For AF-130 to become a new heart failure therapy, it would have to perform better than beta-blockers, Mann explained.

Tassos Lymperopoulos, PhD, an associate professor of pharmacology at Nova Southeastern University in Florida who also not involved in the study, told Medical News Today that it remains to be seen whether the results in rats will translate to heart failure in humans, but he wondered whether AF-130 could potentially be superior to beta-blockers.
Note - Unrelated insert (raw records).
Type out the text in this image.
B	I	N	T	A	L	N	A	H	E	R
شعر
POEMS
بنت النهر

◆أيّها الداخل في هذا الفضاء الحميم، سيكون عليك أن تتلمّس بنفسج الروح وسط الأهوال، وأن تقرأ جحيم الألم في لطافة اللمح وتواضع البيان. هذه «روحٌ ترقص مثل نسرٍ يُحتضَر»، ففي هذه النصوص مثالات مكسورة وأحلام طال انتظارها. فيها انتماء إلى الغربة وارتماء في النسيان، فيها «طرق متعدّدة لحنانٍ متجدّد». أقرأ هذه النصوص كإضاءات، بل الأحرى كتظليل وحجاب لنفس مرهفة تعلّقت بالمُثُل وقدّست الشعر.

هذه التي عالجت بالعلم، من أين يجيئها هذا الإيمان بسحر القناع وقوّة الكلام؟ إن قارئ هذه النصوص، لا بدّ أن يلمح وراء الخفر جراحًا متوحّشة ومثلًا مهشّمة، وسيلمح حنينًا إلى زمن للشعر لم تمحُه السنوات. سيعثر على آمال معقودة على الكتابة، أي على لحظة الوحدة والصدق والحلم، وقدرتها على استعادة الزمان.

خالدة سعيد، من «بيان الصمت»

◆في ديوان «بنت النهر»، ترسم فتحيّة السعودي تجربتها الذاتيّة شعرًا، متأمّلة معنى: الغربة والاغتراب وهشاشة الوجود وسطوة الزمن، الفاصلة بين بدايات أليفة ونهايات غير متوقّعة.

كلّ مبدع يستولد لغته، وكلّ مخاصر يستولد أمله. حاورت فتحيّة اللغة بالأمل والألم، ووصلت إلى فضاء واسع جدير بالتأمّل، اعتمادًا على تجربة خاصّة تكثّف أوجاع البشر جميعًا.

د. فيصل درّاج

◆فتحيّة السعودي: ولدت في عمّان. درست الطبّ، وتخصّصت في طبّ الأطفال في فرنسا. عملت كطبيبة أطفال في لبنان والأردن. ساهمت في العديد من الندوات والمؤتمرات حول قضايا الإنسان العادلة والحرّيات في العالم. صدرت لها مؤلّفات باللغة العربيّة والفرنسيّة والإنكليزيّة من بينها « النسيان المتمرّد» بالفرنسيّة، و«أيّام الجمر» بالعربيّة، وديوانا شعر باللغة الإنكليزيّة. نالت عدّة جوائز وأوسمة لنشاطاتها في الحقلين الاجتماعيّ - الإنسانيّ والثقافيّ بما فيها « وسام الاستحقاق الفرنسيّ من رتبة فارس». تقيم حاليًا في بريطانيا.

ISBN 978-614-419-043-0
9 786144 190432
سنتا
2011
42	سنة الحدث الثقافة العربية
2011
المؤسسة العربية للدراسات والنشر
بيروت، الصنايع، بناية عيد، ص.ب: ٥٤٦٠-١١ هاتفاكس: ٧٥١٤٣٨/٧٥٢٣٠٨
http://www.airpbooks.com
“If the benefits of the drug reported in the study hold up in humans, then the drug may have a huge potential in treating human heart failure, since it can protect the heart against excess sympathetic nervous system stimulation but, unlike the beta-blockers and other drugs currently used for chronic heart failure in humans, can also stimulate breathing at the same time,” he explained. “Beta-blockers reduce breathing and can increase the risk of lungs contracting or even closing (that’s why they are contraindicated in asthma & COPD).

“Since systemic inflammation goes down with AF-130 and the drug’s cytokine profile seems favorable, it would be interesting to see if the drug also has anti-atherosclerotic effects,” Lymperopoulos added. “If that’s the case, its therapeutic value in post-heart attack heart failure treatment will increase exponentially,” he said.

Both Mann and Lymperopoulos noted that AF-130 could have effects in other tissues outside the heart where P2X3 receptors are present.

This could have “contributed to the improvements seen in the animals” according to Lymperopoulos.

Mann commented that these “dose-limiting side effects might be an issue in clinical trials.”